Fruit d’une décennie de recherche et de coopération internationales, cette monographie donne une estimation actualisée des ressources mondiales en eau douce et traite des problèmes d’approvisionnement, de protection et de gestion des ressources en eau.
Attirant l’attention sur « l’augmentation permanente de la demande en eau pour la consommation humaine, l’irrigation et l’industrie », M. Mayor a déclaré que la conférence « va jouer un rôle important en faisant des recommandations qui permettront de relever ces défis ». Il a rappelé que l’UNESCO se préoccupe depuis longtemps de l’eau et de ses enjeux et s’est inquiété du grave problème posé par la baisse des ressources en eau douce : « L’eau disponible par personne et par an a diminué d’un tiers en 25 ans. »
M. Mayor a expliqué que des réponses culturelles et éthiques étaient également nécessaires pour résoudre ce problème. C’est pour cette raison que l’eau est l’un des sujets principaux que devra aborder la Commission mondiale d’éthique des connaissances scientifiques et des technologies, créée par l’UNESCO l’année dernière. M. Mayor a également déclaré que l’UNESCO va accueillir l’Unité de gestion et prévision du Conseil mondial de l’eau qui doit élaborer une Stratégie mondiale pour l’eau, la vie et l’environnement. Enfin, il a annoncé que « compte tenu de la menace de conflit qu’entrainerait une pénurie en eau, notre Organisation a l’intention de créer le premier Centre international pour la prévention et la gestion des conflits liés à l’eau », qui sera vraisemblablement basé à Valence en Espagne.
« Les conflits liés à l’eau peuvent être évités si l’on reconnaît que l’eau a été l’un des fondements sur lequel l’homme a bâti sa vie en société », a déclaré M. Mayor avant d’ajouter : « Nous ne devons pas considérer l’eau comme une source potentielle de conflit mais plutôt comme la source d’une harmonie qui peut servir de modèle pour le partage des connaissances et des ressources, essentiel au passage d’une culture de guerre à une culture de paix ».
Dans son discours, M. Lemoigne a mis en avant que l’objectif du CME, créé en 1996, est de représenter et de sensibiliser tous ceux qui sont concernés par l’eau, y compris au plus haut niveau. « Notre objectif principal, a-t-il déclaré, est d’être un forum international de réflexion sur la politique de l’eau » et d’aider les décideurs à satisfaire la demande des consommateurs pour une eau de qualité à un prix raisonnable.

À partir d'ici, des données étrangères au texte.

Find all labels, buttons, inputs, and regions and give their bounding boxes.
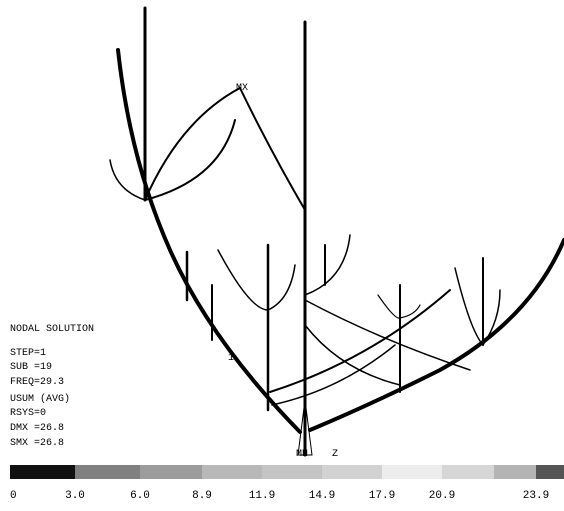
info-line: USUM (AVG) (10, 393, 70, 405)
info-line: STEP=1 (10, 348, 46, 359)
info-line: DMX =26.8 (10, 423, 64, 434)
legend-label: 23.9 (523, 490, 549, 502)
node-label: 1 (228, 353, 234, 364)
info-line: FREQ=29.3 (10, 377, 64, 388)
legend-label: 0 (10, 490, 17, 502)
legend-label: 3.0 (65, 490, 85, 502)
color-legend (10, 465, 564, 479)
legend-label: 20.9 (429, 490, 455, 502)
info-line: NODAL SOLUTION (10, 324, 94, 335)
info-line: SMX =26.8 (10, 438, 64, 449)
legend-labels: 0 3.0 6.0 8.9 11.9 14.9 17.9 20.9 23.9 (10, 490, 549, 502)
legend-label: 8.9 (192, 490, 212, 502)
legend-label: 6.0 (130, 490, 150, 502)
axis-label: Z (332, 449, 338, 460)
legend-label: 17.9 (369, 490, 395, 502)
info-block: NODAL SOLUTION STEP=1 SUB =19 FREQ=29.3 USUM… (10, 324, 94, 449)
legend-label: 11.9 (249, 490, 275, 502)
max-marker: MX (236, 83, 248, 94)
legend-label: 14.9 (309, 490, 335, 502)
info-line: RSYS=0 (10, 408, 46, 419)
min-marker: MN (296, 449, 308, 460)
structure (109, 6, 564, 457)
info-line: SUB =19 (10, 362, 52, 373)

M. Rodda, de l’AISH, a noté que - contrairement à ce qui s’est passé il y a 30 ou 40 ans quand les décideurs ignoraient les premières mises en garde des hydrologues à propos d’une imminente pénurie en eau douce - le public est maintenant conscient de ce problème. Il a exprimé le souhait que l’organe suprême de l’UNESCO, la Conférence générale, tienne compte des recommandations de cette réunion scientifique. Il a poursuivi : « Nous devons nous assurer que nos voix seront entendues lors de la Conférence mondiale sur la Science, qui aura lieu l’année prochaine, et par l’Assemblée générale des Nations Unies ». Il a également souligné la nécessité d’améliorer la collecte de données hydrologiques fiables.

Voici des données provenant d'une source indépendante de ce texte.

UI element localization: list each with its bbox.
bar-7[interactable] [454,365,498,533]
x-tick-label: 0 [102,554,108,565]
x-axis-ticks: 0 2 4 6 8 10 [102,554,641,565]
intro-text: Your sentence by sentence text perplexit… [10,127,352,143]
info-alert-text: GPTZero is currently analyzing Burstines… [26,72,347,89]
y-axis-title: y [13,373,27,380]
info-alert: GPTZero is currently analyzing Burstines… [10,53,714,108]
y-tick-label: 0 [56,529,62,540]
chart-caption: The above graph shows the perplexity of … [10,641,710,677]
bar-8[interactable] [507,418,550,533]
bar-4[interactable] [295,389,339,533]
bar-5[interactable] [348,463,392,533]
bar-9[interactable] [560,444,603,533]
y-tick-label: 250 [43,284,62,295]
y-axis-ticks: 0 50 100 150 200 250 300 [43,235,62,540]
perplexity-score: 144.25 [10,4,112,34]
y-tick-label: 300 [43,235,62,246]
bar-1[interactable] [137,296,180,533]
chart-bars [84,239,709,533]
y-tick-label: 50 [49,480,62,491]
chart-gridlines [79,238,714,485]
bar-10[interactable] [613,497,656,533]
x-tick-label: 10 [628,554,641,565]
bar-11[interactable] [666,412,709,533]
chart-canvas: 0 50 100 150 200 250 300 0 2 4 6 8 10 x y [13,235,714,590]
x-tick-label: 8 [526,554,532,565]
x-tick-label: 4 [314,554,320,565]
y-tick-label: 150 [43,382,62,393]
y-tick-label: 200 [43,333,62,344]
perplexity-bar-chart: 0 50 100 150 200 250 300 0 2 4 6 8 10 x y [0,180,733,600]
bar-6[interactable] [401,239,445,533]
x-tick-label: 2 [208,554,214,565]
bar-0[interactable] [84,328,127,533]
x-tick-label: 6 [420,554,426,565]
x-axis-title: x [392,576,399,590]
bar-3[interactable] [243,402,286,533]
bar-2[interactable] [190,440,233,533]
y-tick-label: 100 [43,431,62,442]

Pour M. Kraemer de l’OMM, le public est aujourd’hui plus conscient des risques pesant sur les ressources en eau et sur leur capacité à créer des tensions internationales. La monographie présentée confirme, à ses yeux, que « les politiques de développement de nombreuses régions du monde ont des effets négatifs sur les ressources en eau ». Il a ensuite déploré le ralentissement des efforts de collecte de données depuis le milieu des années 1980 et appelé non seulement à ce qu’une attention plus soutenue soit accordée à la gestion de l’eau destinée à la consommation humaine mais aussi à un plus grand respect des écosystèmes aquatiques.